Bergman Horror Show


We were quite disappointed that our idea in Phuket failed to come about. At the same time as this went on we were in the middle of a producing a theatre- and performance work of art. We received an invitation to the Springhill Institute in Birmingham, and this Institute happened to be the same as two very nice young artists, Karin Kihlberg and Reuben Henry, were invited to. We had given them the proposal of The Bergman Horror Show, a piece of art that, dismounted, easily could be carried as luggage on the flight to England. They said Yes, please do this - and with their support and the support from IASPIS it was possible to go ahead. There was a lot to be done. Our thoughts went to the films of Bergman. The voices and dictions of the actors, interviews, music and sounds, all on a small theatrical stage, and operated by us in a 25-minute play in front of a seated audience. Our goal was to express inconceivable gravity. To do this we needed a room in total darkness - if small or large was of no importance, but preferably with a simple lock and a visitor’s guard outside. We didn´t want anybody  to enter or leave during the performance. This was the actual idea of the performance. The idea of endurance. Yes indeed, there was a lot to be done. The characters, the stage-design, the set pieces and the back. And the sooner, the better. We met Per Johnsson, who worked in Helsingborg at Atelje Larsen as a printer and computer-system administrator. Only thanks to Per, who offered us his spare time, were we able to computerize all the material, necessary to create our work of art. We finished it just in time for the première in Birmingham - later that summer we also took part in the Performance Festival at Simbiosis in Luarca, Spain. 

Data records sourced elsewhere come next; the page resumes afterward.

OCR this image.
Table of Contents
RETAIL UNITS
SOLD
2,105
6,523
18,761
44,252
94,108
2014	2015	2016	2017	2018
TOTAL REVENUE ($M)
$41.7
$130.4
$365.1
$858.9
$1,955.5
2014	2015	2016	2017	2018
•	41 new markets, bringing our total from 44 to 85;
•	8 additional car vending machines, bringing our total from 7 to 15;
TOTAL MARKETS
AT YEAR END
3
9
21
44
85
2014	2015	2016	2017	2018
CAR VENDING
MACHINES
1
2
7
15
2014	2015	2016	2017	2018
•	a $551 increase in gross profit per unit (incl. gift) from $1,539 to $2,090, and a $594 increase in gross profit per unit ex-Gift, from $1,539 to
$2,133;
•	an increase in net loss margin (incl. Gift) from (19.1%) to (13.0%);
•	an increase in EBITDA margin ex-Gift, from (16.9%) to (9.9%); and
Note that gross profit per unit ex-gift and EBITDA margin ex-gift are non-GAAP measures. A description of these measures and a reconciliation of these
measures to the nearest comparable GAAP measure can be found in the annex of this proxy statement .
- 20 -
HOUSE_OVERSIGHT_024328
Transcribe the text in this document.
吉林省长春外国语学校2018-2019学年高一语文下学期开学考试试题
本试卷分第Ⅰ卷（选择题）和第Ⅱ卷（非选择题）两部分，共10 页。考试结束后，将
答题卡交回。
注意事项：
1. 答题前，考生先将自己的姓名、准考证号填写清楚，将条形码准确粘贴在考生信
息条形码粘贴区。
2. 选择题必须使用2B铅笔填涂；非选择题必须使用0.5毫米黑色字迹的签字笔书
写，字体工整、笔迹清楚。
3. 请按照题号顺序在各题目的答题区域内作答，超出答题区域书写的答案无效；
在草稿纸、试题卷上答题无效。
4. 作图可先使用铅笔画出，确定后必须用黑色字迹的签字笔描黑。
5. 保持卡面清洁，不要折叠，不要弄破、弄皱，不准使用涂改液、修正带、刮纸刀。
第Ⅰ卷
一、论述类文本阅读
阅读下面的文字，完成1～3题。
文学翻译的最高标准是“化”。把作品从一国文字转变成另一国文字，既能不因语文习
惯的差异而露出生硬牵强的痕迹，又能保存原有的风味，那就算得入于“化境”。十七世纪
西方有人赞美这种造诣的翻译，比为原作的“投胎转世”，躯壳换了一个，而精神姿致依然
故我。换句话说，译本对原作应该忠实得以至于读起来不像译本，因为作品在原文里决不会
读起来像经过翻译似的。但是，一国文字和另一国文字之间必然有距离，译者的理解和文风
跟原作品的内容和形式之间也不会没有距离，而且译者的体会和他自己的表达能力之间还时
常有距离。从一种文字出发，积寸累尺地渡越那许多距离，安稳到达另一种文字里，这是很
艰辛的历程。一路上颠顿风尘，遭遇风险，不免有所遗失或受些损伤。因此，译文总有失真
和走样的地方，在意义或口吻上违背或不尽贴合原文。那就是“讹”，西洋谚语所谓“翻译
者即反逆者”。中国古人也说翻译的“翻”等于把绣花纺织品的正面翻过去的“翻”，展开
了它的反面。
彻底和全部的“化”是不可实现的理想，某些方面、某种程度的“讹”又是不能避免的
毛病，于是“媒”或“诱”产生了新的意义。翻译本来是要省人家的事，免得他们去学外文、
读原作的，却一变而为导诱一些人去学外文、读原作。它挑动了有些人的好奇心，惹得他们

The Bergman Horror Show is based on what is internationally described as art-film. In a way it already belongs to the artscene. Our performance had the intention of inciting a more naive manner of conduct. We wished to entice the spectator towards illusions built on expressive voices, shining little lamps, set-pieces and pop-upcharacters. Hardly something that had been done before on the contemporary art-scene - which made the enticement even greater. 

The artist Vik Muniz has talked about the clumsiness of the model-theatre, its long-winded back-ways and techniques as ”the worst possible illusion”. The art audience actually reacted remarkably different to our performance. For us, oncoming problem was to get our audience to realize when it was over. It all started, and ended, with the sound of ponderous church bells. But the signal turned out not to be enough. The audience stayed put. In silence. We stayed put, behind our construction. It was all very exciting!